Elizabeth’s poems have appeared in several literary journals, including Organs of Vision and Sense, The Muse: an International Journal of Poetry, Yellow Medicine Review, Trivia: Voices of Feminism, and The Journal of South Texas English Studies. Her scholarly work, which tends to focus on the role of women in popular culture, has also appeared in a number of academic journals and edited collections. Her most recent publications this past April include, “Signature” in Mom Egg Review, “Rest Stop” in New Verse News, and An Old Dog Teaches My Dog to Swim in cahoodaloodaling’s “The Animal Becomes Us” issue.
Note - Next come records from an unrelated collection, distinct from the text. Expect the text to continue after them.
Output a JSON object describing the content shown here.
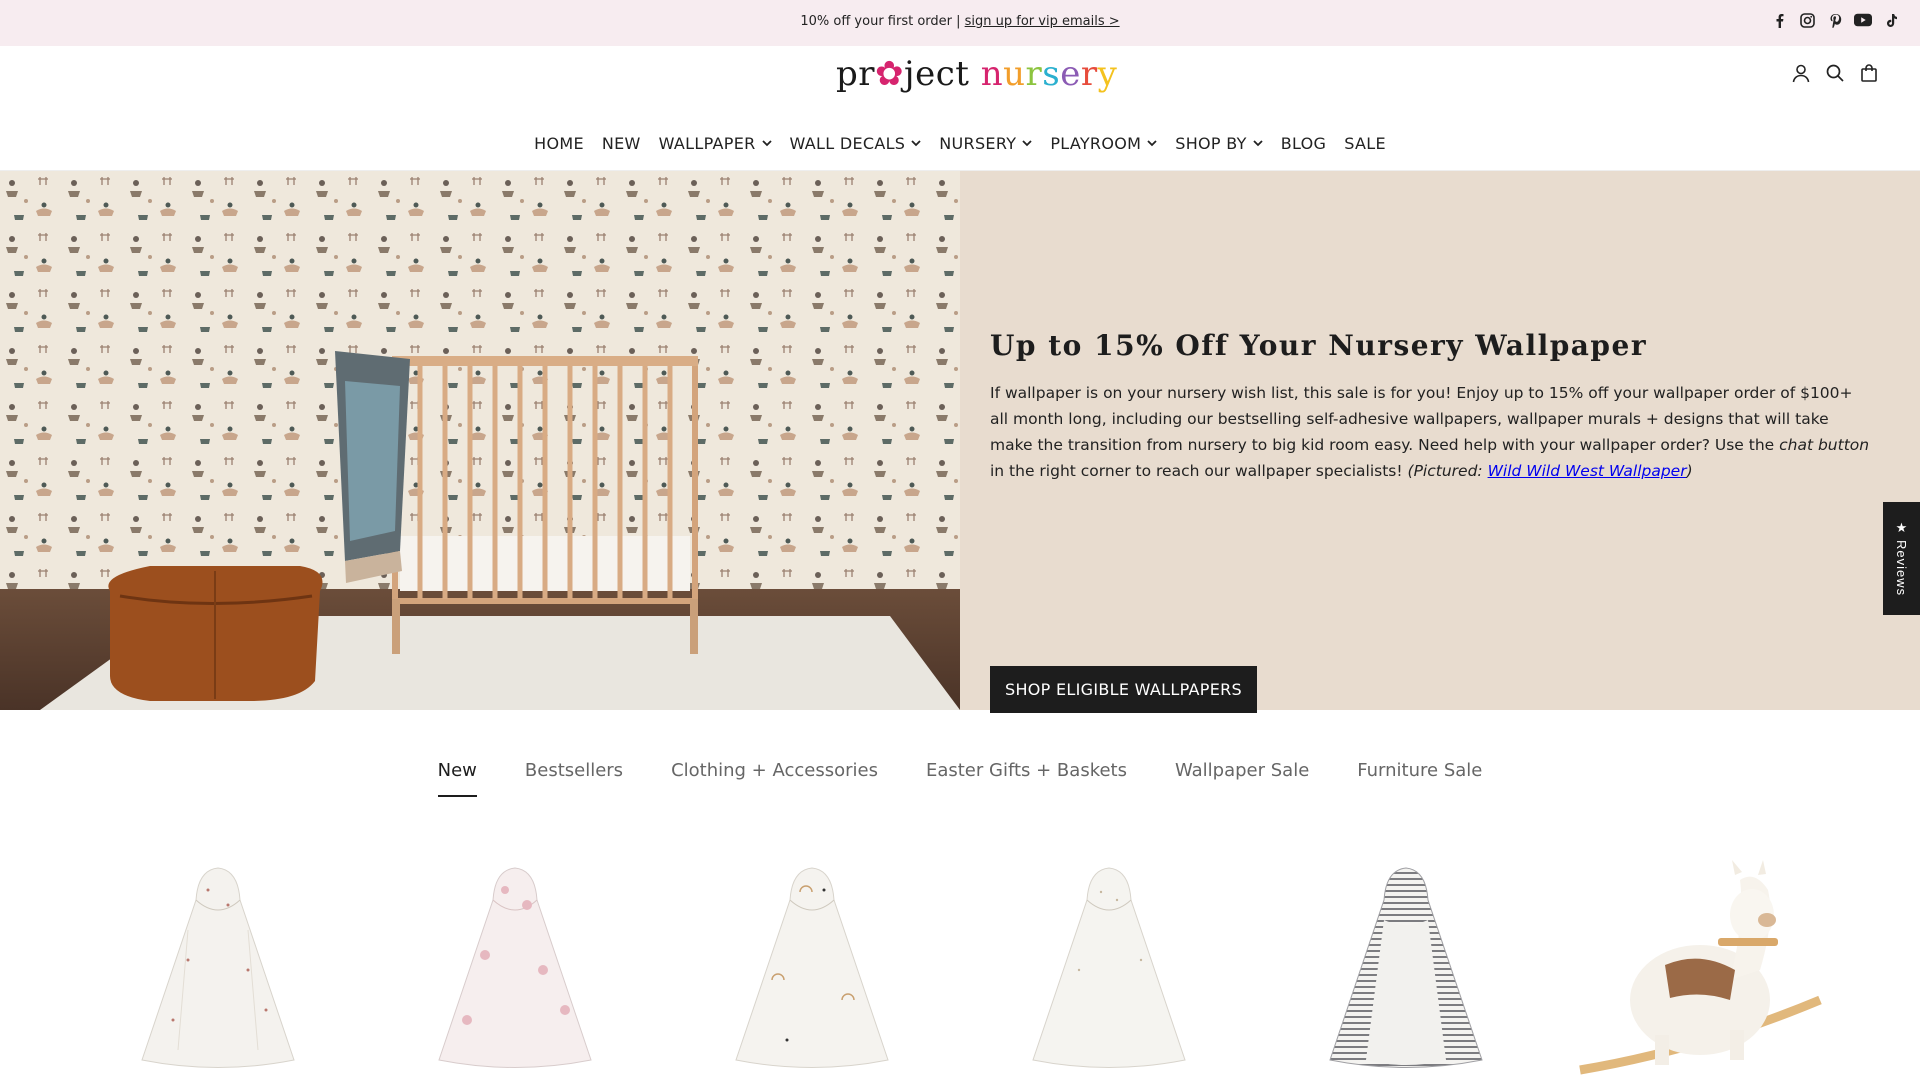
{
  "announcement": {
    "text": "10% off your first order | ",
    "link": "sign up for vip emails >"
  },
  "social_icons": [
    "facebook-icon",
    "instagram-icon",
    "pinterest-icon",
    "youtube-icon",
    "tiktok-icon"
  ],
  "logo": {
    "part1": "pr",
    "part2": "ject",
    "letters": [
      "n",
      "u",
      "r",
      "s",
      "e",
      "r",
      "y"
    ]
  },
  "header_icons": [
    "account-icon",
    "search-icon",
    "cart-icon"
  ],
  "nav": [
    {
      "label": "HOME",
      "dropdown": false
    },
    {
      "label": "NEW",
      "dropdown": false
    },
    {
      "label": "WALLPAPER",
      "dropdown": true
    },
    {
      "label": "WALL DECALS",
      "dropdown": true
    },
    {
      "label": "NURSERY",
      "dropdown": true
    },
    {
      "label": "PLAYROOM",
      "dropdown": true
    },
    {
      "label": "SHOP BY",
      "dropdown": true
    },
    {
      "label": "BLOG",
      "dropdown": false
    },
    {
      "label": "SALE",
      "dropdown": false
    }
  ],
  "hero": {
    "title": "Up to 15% Off Your Nursery Wallpaper",
    "body_1": "If wallpaper is on your nursery wish list, this sale is for you! Enjoy up to 15% off your wallpaper order of $100+ all month long, including our bestselling self-adhesive wallpapers, wallpaper murals + designs that will take make the transition from nursery to big kid room easy. Need help with your wallpaper order? Use the ",
    "body_em": "chat button",
    "body_2": " in the right corner to reach our wallpaper specialists! ",
    "pictured_prefix": "(Pictured: ",
    "pictured_link": "Wild Wild West Wallpaper",
    "pictured_suffix": ")",
    "button": "SHOP ELIGIBLE WALLPAPERS"
  },
  "reviews_tab": {
    "star": "★",
    "label": "Reviews"
  },
  "tabs": [
    {
      "label": "New",
      "active": true
    },
    {
      "label": "Bestsellers",
      "active": false
    },
    {
      "label": "Clothing + Accessories",
      "active": false
    },
    {
      "label": "Easter Gifts + Baskets",
      "active": false
    },
    {
      "label": "Wallpaper Sale",
      "active": false
    },
    {
      "label": "Furniture Sale",
      "active": false
    }
  ],
  "colors": {
    "announce_bg": "#f7ecf0",
    "hero_bg": "#e8dccf",
    "button_bg": "#1d1d1d"
  }
}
She teaches writing and gender studies courses at Monroe Community College and for the past seven years has facilitated writing workshops at the Breast Cancer Coalition of Rochester. She is currently engaged in the process of revising several poems and essays slated for publication in the Fall.  She lives with her husband, two daughters, and a menagerie of unruly animals in North Chili.

PAMFourPlay contributor Pam Emigh-Murphy says about her play Man Up, the fourth of the interwoven series: “Man Up challenges our notions of masculinity as characters Trent and Bill discuss sports, sex, divorce, and the influences of family.”

Her poetry has been nominated for the Pushcart Prize and selected for the Best of Vine Leaves Literary Journal 2013. Her creative non-fiction has been published in Little Patuxent Review, New Verse News, and The Voices Project. Her most recent essay, “Seized” was published in the Hippocampus Magazine. She has authored two articles published in The Alpenhorn, a national magazine publication for the Bernese Mountain Dog Club of America and recipient of the prestigious Maxwell Medallion Award from the Dog Writers Association of America. Read her most recent essay at hippocampus magazine.

For the past several years she has facilitated writing workshops for breast cancer survivors at the Breast Cancer Coalition of Rochester. She is a professor of English at Monroe Community College where she teaches literature and composition courses that explore the intersections of science and the humanities. She lives in Penfield, NY.